Flach gelegt: 15. Januar 1970
Gestartet: 10. Juni 1971
Gefördert durch: Königin Elizabeth die zweite
In Auftrag: 16. Februar 1975
Identifizierung: Wimpelnummer : D80
Motto:
  • Deo Adjuvante Labour Proficit
  • (Lateinisch: "Mit Gottes Hilfe ist unsere Arbeit erfolgreich")
Spitzname (n): Glänzender Sheff
Schicksal: Gegründet am 10. Mai 1982
Allgemeine Charakteristiken
Klasse und Typ: Zerstörer vom Typ 42
Verschiebung: 4.820 Tonnen
Länge: 125 m
Strahl: 14,3 m
Entwurf: 5,8 m
Antrieb: 4 Rolls-Royce (2 Olympus TM3B und 2 Tyne ) produzieren eine 36 MW COGOG-Anordnung (kombiniertes Gas oder Gas)
Geschwindigkeit: 30 Knoten (56 km / h)
Ergänzen: 21 Offiziere und 249 Bewertungen
Rüstung:
Mitgeführte Flugzeuge: Luchs HAS1

Die HMS Sheffield war ein Lenkwaffen-Zerstörer vom Typ 42 und das zweite Schiff der Royal Navy , das nach der Stadt Sheffield in Yorkshire benannt wurde . Im Auftrag am 16. Februar 1975 haben die Sheffield Teil der Task Force 317 abgeschickt der war Falkland - Inseln während des Falkland - Krieges . Sie wurde am 4. Mai 1982 von einer von Exocet aus der Luft abgefeuerten Schiffsabwehrrakete eines argentinischen Super Étendard- Flugzeugs getroffen und schwer beschädigt und brach am 10. Mai 1982 im Schlepptau zusammen.

Design

Die erste der Typ 42-Klasse, Sheffield , war ursprünglich mit den seltsam aussehenden "Mickey Mouse" -Ohren an ihren Trichteroberteilen ausgestattet, die tatsächlich Abgasabweiser - "Loxton-Biegungen" - für die Rolls Royce Olympus TM1A -Gasturbinen waren das Hochtemperatur-Abgas seitwärts und minimiert Schäden an Überkopfantennen. Da dies ein prominentes Ziel für damals neue Infrarot-Zielsuchraketen war , hatten nur Sheffield und die nächsten beiden in der Klasse, die Argentinier Hércules und Santísima Trinidad, diese „Ohren“. Sheffield war der einzige ihrer Klasse, der nicht mit dreifachen U-Boot-Torpedorohren STWS II ausgestattet war.

Konstruktion

Bestellen 1968 Sheffield wurde festgelegt am 15. Januar 1970 und gebaut von Vickers Shipbuilding and Engineering in Barrow-in-Furness . Eine Explosion während des Baus tötete zwei Werftarbeiter und beschädigte einen Rumpfabschnitt, der durch einen Abschnitt eines identischen Schiffes, Hércules , ersetzt wurde, das für die argentinische Marine gebaut wurde . Sheffield wurde am 10. Juni 1971 von Königin Elizabeth II. Gestartet und der Bau kostete schätzungsweise 23.200.000 Pfund.

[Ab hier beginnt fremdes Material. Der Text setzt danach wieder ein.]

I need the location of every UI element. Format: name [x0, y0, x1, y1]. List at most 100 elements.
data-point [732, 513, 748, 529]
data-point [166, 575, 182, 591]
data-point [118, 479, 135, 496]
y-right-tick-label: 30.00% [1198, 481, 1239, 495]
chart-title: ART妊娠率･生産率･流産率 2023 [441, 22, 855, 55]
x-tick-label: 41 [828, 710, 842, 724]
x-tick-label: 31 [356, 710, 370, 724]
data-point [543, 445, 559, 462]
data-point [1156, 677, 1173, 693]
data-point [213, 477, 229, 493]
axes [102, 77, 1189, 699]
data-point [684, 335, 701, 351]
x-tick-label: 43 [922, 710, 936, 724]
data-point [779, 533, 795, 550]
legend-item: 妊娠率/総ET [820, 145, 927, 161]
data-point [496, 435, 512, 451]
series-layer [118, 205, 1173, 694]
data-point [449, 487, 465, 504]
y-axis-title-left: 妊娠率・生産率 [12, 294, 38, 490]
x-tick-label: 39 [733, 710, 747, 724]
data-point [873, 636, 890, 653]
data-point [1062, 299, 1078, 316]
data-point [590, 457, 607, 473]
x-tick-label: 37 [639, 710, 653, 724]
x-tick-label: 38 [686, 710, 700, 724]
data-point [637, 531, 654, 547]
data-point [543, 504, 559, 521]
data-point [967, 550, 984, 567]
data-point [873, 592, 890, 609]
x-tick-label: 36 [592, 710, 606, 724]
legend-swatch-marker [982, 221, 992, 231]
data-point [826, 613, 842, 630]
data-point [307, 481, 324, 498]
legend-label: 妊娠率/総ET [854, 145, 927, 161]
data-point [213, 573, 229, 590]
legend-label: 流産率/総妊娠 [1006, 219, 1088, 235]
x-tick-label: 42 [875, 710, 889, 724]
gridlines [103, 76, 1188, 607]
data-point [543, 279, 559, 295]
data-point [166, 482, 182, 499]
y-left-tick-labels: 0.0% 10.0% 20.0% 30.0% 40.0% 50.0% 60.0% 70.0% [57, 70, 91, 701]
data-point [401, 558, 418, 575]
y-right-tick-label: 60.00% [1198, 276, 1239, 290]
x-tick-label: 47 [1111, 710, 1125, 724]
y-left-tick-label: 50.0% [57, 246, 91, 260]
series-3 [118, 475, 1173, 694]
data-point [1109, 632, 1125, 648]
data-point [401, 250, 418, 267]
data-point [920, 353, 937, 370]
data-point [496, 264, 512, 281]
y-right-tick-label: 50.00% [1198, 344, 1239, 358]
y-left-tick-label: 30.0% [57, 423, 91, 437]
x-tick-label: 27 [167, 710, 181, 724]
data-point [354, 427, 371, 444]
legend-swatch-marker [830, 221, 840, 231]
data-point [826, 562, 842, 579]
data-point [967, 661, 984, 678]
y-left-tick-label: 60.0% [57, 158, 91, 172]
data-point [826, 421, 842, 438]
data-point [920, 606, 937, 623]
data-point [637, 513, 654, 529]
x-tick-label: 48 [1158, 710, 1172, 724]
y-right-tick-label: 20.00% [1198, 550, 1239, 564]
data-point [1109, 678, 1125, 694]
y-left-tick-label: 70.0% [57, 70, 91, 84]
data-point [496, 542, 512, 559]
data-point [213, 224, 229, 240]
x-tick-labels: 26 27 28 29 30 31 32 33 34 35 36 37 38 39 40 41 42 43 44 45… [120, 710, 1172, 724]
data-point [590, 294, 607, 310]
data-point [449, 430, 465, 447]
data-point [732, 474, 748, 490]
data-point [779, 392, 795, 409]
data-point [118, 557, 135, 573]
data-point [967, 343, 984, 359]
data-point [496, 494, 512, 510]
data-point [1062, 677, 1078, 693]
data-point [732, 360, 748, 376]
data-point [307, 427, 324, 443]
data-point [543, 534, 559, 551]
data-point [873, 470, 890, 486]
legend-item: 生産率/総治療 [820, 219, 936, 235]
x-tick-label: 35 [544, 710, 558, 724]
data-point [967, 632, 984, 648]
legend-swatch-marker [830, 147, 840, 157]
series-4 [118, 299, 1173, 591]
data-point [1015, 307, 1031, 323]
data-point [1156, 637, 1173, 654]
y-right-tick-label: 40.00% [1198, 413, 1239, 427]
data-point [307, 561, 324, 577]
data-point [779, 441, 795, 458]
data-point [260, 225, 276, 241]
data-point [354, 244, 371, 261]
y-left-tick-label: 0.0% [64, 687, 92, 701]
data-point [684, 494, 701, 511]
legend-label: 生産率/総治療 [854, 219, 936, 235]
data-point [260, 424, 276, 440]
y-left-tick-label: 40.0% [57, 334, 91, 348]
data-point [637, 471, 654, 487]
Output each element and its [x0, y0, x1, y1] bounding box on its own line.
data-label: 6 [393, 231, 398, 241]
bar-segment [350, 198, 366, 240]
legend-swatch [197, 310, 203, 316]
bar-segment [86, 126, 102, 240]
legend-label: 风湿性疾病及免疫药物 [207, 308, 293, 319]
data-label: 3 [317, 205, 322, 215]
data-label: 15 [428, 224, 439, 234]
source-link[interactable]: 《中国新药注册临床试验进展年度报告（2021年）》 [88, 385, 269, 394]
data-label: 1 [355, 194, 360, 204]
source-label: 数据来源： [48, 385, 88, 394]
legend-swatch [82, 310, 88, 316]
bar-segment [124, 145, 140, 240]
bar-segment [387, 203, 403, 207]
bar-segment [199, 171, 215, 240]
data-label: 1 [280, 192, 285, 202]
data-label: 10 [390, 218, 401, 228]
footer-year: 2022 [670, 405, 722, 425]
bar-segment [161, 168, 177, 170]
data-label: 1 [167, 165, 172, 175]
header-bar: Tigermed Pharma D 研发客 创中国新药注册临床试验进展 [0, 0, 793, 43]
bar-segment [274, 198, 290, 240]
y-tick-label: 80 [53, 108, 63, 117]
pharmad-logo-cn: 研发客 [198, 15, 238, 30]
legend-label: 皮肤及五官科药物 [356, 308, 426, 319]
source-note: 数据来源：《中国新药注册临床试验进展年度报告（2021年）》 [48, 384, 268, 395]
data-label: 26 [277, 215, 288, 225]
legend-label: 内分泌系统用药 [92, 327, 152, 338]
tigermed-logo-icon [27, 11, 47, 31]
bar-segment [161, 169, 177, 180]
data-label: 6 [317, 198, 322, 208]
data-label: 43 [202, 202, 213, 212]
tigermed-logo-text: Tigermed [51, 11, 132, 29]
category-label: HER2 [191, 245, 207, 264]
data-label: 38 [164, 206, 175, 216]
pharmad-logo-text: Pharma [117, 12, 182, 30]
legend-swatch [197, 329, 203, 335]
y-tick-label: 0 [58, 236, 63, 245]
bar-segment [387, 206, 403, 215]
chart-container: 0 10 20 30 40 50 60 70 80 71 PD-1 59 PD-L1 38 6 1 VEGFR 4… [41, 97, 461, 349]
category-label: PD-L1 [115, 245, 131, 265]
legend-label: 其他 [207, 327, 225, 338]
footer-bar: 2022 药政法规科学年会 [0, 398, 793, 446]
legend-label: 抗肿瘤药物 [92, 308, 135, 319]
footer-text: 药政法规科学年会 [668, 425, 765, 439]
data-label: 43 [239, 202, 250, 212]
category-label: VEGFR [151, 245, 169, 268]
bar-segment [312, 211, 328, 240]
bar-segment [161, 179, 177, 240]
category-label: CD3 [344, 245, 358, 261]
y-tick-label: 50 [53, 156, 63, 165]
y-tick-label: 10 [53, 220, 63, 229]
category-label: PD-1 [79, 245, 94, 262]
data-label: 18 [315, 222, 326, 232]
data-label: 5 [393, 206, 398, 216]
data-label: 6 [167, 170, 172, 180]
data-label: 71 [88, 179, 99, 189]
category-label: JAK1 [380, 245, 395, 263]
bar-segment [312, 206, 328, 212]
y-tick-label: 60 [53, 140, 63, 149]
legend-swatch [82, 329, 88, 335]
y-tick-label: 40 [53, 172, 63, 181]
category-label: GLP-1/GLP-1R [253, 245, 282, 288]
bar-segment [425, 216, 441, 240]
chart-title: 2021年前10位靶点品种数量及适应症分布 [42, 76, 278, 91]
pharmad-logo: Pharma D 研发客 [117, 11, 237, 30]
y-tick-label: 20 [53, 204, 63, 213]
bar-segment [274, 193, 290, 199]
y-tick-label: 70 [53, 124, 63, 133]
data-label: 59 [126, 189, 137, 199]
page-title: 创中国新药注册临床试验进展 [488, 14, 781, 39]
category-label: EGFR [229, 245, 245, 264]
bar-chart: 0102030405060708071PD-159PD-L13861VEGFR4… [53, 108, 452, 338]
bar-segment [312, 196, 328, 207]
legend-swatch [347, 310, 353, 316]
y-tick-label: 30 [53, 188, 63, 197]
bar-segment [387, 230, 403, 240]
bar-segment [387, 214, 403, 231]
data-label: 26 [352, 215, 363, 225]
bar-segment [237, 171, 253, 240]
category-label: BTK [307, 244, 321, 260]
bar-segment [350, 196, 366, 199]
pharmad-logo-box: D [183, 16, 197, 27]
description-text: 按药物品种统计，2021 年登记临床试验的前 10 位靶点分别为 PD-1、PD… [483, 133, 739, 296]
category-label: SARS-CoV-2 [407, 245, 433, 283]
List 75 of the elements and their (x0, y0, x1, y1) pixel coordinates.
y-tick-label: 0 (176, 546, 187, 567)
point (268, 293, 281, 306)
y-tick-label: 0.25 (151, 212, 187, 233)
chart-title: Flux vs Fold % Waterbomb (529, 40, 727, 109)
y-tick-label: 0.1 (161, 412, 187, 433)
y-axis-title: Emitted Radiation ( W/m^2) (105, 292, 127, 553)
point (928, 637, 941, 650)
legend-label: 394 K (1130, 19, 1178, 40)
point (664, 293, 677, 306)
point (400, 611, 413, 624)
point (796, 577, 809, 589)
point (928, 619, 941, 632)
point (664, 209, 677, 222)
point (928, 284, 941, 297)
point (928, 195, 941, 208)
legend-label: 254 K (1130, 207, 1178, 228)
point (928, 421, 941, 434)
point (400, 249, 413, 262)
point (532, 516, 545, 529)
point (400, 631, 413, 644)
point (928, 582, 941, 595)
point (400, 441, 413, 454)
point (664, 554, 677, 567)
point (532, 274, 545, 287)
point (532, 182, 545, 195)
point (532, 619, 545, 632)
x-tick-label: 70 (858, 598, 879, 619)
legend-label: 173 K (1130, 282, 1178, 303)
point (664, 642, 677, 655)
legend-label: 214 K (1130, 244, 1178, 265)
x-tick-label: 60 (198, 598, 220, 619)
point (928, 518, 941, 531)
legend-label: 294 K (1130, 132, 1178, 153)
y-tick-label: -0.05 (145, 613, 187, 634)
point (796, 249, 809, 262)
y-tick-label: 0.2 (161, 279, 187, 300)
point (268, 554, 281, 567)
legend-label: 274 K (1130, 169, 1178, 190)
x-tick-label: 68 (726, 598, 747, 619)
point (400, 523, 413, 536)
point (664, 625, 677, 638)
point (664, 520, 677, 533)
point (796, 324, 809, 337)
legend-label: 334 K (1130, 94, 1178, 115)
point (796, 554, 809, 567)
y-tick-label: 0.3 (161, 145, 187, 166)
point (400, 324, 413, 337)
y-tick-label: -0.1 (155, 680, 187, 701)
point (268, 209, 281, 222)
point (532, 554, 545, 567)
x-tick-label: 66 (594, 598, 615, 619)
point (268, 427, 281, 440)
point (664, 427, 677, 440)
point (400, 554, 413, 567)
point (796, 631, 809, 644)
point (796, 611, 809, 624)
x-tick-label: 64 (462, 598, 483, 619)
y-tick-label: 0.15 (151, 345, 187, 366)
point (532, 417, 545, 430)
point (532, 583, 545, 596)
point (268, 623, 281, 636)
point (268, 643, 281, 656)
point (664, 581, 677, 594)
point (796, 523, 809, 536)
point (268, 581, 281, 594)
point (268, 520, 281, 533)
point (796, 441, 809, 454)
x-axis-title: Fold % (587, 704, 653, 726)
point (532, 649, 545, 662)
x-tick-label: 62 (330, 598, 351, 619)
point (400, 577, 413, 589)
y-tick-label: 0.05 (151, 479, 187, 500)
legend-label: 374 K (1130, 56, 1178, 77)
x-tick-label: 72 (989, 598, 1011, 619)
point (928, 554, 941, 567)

Als erste ihrer Klasse von Zerstörern der Royal Navy verbrachte Sheffield ihre ersten Jahre damit, die neuen Systeme und das Sea Dart-Raketensystem zu testen , insbesondere als das beabsichtigte Sea Dart-Versuchsschiff HMS  Bristol unter schweren Bränden und Problemen mit seinen Dampfsystemen litt, die seine einschränkten Verwendung in den späten 1970er Jahren. Erst 1980 wurde Sheffield mit Sea Dart und der teilweisen Installation von Abbey Hill-Systemen für die elektronische Kriegsführung wirksam. Nach einer Überholung in den frühen 1980er Jahren wurden erhebliche Konstruktionsprobleme mit dem Radar vom Typ 909 des Schiffes (das für die Steuerung und das Zielen der Sea Dart-Raketen verantwortlich war) festgestellt. Dem Schiff fehlte ein Störsender für elektronische Gegenmaßnahmen (ECM).

Servicehistorie

Im Juni 1981 nahm sie an Exercise Roebuck teil, woraufhin sie fünf Sea Dart-Raketen abfeuerte. Nach der Teilnahme an Exercise Ocean Safari segelte sie im November 1981, um Patrouillen im Indischen Ozean und am Persischen Golf zu unternehmen .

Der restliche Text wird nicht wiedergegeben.